What does this mean? For any vector Vector a find Vector a × Vector a. Explain why (this is cross product stuff). Thanks
Any Vector A cross-producted with itself is zero, because the sine of the angle between the two vectors is zero.
Check my thinking.
Ah, the cross product! It's like the peanut butter to the jelly of vector operations. So, when you have a vector a and you want to find a × a, it's like asking for the square dance of the same partner.
Now, brace yourself for some math fun! When you take the cross product of a vector with itself, you get another vector that's always perpendicular to the original one. It's like turning left and ending up facing forward. So, in this case, Vector a × Vector a will always result in a vector that's orthogonal to Vector a.
But guess what? There's a little more to it. Since Vector a is parallel to itself, the angle between the two is zero. And the sine of zero is zero, my friend! That means the magnitude of Vector a × Vector a is zero. So, the result is a vector that's perpendicular to Vector a, but it doesn't really go anywhere – it's just hanging out at the zero vector party.

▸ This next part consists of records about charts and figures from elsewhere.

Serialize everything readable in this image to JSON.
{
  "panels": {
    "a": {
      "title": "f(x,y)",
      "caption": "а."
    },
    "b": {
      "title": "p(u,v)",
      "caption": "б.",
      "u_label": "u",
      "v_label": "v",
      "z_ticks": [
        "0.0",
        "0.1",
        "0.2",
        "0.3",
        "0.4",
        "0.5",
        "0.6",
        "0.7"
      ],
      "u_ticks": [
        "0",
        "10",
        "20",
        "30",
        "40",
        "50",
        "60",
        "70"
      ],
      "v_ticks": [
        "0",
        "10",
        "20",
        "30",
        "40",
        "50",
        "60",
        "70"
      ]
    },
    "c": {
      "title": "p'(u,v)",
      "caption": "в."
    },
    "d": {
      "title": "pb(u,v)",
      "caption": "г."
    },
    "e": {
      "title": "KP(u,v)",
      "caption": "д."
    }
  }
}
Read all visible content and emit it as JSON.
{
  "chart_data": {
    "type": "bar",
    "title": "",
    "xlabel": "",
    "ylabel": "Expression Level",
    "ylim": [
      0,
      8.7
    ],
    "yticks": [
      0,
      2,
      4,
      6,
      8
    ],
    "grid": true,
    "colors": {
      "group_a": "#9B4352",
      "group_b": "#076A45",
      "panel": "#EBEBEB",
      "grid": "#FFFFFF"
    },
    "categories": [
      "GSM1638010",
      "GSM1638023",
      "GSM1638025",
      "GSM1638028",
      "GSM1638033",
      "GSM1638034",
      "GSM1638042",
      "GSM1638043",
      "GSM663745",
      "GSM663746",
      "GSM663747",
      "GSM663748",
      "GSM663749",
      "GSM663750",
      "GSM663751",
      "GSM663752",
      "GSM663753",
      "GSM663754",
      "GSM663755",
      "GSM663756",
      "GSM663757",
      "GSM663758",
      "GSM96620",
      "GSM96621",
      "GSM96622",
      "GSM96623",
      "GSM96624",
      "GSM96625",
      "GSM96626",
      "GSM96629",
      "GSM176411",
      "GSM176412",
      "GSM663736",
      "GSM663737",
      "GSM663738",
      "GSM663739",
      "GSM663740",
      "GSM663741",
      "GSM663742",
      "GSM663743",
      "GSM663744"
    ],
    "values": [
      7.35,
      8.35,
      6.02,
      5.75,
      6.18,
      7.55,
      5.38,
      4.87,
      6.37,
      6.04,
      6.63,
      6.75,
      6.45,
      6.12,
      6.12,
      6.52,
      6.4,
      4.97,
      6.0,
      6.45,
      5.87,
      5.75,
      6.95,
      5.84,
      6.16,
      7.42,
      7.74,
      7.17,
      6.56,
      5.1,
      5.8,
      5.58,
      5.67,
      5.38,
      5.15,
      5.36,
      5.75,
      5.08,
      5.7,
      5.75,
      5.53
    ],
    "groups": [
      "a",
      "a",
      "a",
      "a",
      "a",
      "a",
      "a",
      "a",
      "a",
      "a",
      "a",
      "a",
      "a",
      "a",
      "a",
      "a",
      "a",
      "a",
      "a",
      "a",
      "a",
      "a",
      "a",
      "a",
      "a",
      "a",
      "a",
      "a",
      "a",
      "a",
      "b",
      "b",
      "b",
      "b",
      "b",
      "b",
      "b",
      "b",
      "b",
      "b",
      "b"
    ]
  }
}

Long story short, Vector a × Vector a = the zero vector, and all the vectors are perpendicular and having a blast!
The expression "a × a" represents the cross product of vector a with itself. In order to find a × a, we can follow these steps:
1. Write down the components of vector a. Let's assume vector a has components (a₁, a₂, a₃).
2. Formulate the cross product equation using the determinant notation:
a × a = | i j k |
| a₁ a₂ a₃ |
| a₁ a₂ a₃ |
3. Apply the determinant formula to evaluate the cross product:
a × a = (a₂ * a₃ - a₃ * a₂)i - (a₁ * a₃ - a₃ * a₁)j + (a₁ * a₂ - a₂ * a₁)k
Simplifying further, we get:
a × a = 0i + 0j + 0k
4. The result of a × a is the zero vector [0, 0, 0].
Now, let's explain why the result is zero. In the cross product of a vector with itself, the resulting vector is always a zero vector. This can be understood by examining the properties of the cross product. The cross product of two vectors is perpendicular to both vectors. Since vector a is the same as vector a, the angle between them is zero. In turn, the sine of zero degrees is zero, which means that the magnitude of the cross product is zero. Therefore, the resulting vector is the zero vector [0, 0, 0].
The expression "Vector a × Vector a" represents the cross product of Vector a with itself. In order to find Vector a × Vector a, we first need to understand what a cross product is.
The cross product is an operation that takes two vectors and produces a new vector that is orthogonal (perpendicular) to both of the original vectors. The magnitude of the cross product vector is given by the product of the magnitudes of the original vectors multiplied by the sine of the angle between them. The direction of the cross product vector is determined by the right-hand rule.
However, when calculating the cross product of a vector with itself, the result is always zero. This is because any vector is parallel to itself, and the sine of the angle between two parallel vectors is zero. Therefore, the magnitude of the cross product is zero, and since the direction is orthogonal to both vectors (which are the same in this case), it is also a zero vector.
In summary, for any vector Vector a, the cross product Vector a × Vector a is always the zero vector.
To find this result, follow these steps:
1. Write down Vector a as a set of components. For example, Vector a = (a1, a2, a3).
2. Calculate the cross product of Vector a with itself using the formula for cross product:
Vector a × Vector a = (a2 * a3 - a3 * a2, a3 * a1 - a1 * a3, a1 * a2 - a2 * a1).
3. Simplify the resulting expression for Vector a × Vector a:
(0, 0, 0).
4. The answer is the zero vector, also represented as the null vector or the vector with all components equal to zero: Vector a × Vector a = (0, 0, 0).